@push.rocks/smartrust

@push.rocks/smartrust

A type-safe, production-ready bridge between TypeScript and Rust binaries — with support for stdio (child process) and socket (Unix socket / Windows named pipe) transports, request/response, streaming, and event patterns.

Issue Reporting and Security

For reporting bugs, issues, or security vulnerabilities, please visit community.foss.global/. This is the central community hub for all issue reporting. Developers who sign and comply with our contribution agreement and go through identification can also get a code.foss.global/ account to submit Pull Requests directly.

Install 📦

pnpm add @push.rocks/smartrust

Overview 🔭

@push.rocks/smartrust provides a complete bridge for TypeScript applications that need to communicate with Rust binaries. It handles the entire lifecycle — binary discovery, process spawning or socket connection, request/response correlation, streaming responses, event pub/sub, and graceful shutdown — so you can focus on your command definitions instead of IPC plumbing.

Two Transport Modes 🔌

Mode	Method	Use Case
Stdio	bridge.spawn()	Spawn the Rust binary as a child process. Communicate via stdin/stdout.
Socket	bridge.connect(path)	Connect to an already-running Rust daemon via Unix socket or Windows named pipe.

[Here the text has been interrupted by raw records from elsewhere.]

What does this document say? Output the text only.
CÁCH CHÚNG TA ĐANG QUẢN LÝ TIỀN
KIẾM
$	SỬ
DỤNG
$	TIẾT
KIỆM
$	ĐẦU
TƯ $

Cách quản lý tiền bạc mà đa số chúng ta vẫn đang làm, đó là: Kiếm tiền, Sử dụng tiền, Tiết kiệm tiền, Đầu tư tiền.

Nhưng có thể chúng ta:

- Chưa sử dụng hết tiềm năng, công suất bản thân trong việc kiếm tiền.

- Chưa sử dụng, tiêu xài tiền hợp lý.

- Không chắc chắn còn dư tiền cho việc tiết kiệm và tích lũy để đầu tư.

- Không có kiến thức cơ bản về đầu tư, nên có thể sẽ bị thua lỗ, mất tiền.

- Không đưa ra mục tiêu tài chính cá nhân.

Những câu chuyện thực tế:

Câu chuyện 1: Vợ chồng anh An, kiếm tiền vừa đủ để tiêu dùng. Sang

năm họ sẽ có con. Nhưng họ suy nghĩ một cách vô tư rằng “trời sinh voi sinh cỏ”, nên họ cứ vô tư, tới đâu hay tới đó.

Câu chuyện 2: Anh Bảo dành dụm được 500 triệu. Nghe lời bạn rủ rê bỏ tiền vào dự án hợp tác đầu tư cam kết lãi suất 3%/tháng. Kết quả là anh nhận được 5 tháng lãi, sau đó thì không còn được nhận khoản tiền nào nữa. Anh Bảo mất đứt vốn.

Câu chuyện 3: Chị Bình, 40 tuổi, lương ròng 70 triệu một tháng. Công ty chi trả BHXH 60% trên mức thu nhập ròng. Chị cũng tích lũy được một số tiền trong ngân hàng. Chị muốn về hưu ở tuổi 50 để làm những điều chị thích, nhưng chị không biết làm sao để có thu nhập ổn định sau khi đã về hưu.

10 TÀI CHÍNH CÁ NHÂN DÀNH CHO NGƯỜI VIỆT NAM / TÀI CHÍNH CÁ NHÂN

The JSON protocol is identical in both modes — only the transport layer changes. Socket mode enables use cases where the Rust binary runs as a privileged system service (e.g., a VPN daemon needing root for TUN devices, a network proxy binding to privileged ports) while the TypeScript app connects to it unprivileged.

Why? 🤔

If you're integrating Rust into a Node.js project, you'll inevitably need:

• A way to find the compiled Rust binary across different environments (dev, CI, production, platform packages)
• A way to spawn it or connect to it and establish reliable two-way communication
• Type-safe request/response patterns with proper error handling
• Streaming responses for progressive data processing, log tailing, or chunked transfers
• Event streaming from Rust to TypeScript
• Graceful lifecycle management (ready detection, clean shutdown, auto-reconnection)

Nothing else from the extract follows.